Silicon Valley is not for the frugal, and retirees may need a healthy retirement plan from a tech giant to live there. Monthly rents easily eclipse $3,000 per month, on average, according to Redfin.

Silicon Valley is the 13th most competitive market in the nation, according to RentCafe. Renters renew their leases roughly 57% of the time, and there are 12 applicants per apartment.

Only 1% of rental inventory are new apartments and they have a 95% occupation rate. Residents in San Jose, San Mateo and Hayward may find it challenging to locate an apartment.

Eastern Los Angeles County

Eastern Los Angeles County presents particularly difficult challenges for senior renters. Consider this: The share of new apartments in the area was at 0% for 2024, according to RentCafe. The website lists it as the 4th most competitive market in the country.

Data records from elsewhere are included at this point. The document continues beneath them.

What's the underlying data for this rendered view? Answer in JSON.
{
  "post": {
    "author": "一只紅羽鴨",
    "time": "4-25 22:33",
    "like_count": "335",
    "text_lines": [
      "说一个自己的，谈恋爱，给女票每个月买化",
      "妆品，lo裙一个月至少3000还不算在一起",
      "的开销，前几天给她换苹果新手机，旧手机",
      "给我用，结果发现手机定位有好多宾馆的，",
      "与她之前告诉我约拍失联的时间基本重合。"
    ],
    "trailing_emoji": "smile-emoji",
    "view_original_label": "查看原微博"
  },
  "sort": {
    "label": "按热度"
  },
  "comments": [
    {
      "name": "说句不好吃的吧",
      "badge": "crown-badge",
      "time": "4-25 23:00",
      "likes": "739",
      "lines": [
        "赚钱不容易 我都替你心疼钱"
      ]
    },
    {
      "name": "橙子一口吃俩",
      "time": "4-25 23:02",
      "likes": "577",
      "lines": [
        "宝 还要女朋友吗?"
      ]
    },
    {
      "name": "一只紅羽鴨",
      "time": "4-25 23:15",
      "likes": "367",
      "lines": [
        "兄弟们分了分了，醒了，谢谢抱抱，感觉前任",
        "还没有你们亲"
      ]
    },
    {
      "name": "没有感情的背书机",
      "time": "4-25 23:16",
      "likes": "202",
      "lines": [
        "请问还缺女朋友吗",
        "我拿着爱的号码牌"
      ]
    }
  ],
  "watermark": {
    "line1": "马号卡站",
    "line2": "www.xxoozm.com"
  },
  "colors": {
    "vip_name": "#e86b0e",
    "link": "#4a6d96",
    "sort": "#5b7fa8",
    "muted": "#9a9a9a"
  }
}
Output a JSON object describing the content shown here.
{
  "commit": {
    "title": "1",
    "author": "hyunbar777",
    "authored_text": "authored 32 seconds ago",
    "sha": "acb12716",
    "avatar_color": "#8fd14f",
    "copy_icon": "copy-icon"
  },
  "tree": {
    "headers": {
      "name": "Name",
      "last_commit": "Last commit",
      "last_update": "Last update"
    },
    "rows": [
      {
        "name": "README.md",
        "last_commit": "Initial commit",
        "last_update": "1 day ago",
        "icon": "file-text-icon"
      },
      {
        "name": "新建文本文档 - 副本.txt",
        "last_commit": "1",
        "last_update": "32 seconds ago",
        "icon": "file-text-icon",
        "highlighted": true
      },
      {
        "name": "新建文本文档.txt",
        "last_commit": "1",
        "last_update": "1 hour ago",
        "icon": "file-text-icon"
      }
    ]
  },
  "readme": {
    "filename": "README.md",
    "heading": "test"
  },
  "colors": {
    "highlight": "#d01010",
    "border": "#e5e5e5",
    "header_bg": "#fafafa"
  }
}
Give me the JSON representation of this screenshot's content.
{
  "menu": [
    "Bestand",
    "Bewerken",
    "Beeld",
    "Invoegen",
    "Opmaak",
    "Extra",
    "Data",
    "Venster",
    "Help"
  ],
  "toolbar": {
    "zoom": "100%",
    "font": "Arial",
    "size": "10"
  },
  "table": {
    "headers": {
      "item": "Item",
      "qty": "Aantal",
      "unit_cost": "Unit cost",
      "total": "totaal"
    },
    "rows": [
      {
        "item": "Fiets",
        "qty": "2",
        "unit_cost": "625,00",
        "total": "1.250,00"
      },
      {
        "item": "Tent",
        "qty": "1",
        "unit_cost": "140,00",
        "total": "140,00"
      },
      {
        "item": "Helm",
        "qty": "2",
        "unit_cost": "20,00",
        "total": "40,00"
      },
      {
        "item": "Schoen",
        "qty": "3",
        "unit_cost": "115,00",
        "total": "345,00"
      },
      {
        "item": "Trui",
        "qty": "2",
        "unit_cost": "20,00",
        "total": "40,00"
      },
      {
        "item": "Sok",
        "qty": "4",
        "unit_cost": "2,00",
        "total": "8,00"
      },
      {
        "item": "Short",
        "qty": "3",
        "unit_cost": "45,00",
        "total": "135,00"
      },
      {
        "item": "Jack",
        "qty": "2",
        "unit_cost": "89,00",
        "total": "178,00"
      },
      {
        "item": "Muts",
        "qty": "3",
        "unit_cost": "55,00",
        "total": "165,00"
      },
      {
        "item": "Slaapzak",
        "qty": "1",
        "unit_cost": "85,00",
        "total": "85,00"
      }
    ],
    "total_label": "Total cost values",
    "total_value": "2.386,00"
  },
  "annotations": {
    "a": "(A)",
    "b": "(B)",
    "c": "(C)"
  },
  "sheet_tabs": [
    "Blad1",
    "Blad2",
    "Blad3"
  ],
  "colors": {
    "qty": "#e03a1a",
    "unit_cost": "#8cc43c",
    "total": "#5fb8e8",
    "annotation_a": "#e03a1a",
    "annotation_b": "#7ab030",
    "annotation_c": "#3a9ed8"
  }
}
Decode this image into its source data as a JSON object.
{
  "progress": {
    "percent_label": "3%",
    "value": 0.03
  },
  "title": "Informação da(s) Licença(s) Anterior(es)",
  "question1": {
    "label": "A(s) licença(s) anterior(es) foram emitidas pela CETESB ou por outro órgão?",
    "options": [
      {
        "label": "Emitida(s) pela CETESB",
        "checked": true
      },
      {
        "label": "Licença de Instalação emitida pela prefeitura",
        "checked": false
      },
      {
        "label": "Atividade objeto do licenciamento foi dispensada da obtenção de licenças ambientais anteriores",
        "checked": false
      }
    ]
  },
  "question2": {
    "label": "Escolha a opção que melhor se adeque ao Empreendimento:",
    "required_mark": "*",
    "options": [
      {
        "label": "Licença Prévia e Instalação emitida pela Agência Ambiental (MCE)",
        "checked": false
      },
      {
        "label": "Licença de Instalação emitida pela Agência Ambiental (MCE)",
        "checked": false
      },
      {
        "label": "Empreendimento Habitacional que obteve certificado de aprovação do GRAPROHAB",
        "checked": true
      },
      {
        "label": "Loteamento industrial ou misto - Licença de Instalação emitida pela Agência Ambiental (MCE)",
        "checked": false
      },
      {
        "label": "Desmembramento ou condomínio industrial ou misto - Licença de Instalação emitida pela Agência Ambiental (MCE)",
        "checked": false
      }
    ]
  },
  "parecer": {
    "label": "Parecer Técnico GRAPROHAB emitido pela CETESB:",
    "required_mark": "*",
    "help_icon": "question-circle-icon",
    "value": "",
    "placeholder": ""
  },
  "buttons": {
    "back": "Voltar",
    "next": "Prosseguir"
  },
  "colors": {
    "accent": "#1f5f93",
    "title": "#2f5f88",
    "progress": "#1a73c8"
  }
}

There are 18 applicants per vacant listing, with a lease renewal rate of nearly 58%. Los Angeles, Pomona and Alhambra residents face problems identifying a place to live, with occupation hovering over 96% in 2025.

San Diego

There’s little to dislike about San Diego. Coastal locales often enjoy consistent 75-degree weather with sun-kissed beaches. Sadly, there’s a price to pay to rent in what’s called America’s Finest City.

RentCafe lists it as the 20th most competitive rental market in the U.S. There are 12 prospective renters per rental and a 56% renewal rate, with a 95% occupation rate.

Retirees renting in California are well advised to do their research before selecting a place to live. The competitive rental market in California makes it difficult, though not impossible to find a place to call home. Identifying the right city may decrease competition and possibly yield a more affordable home.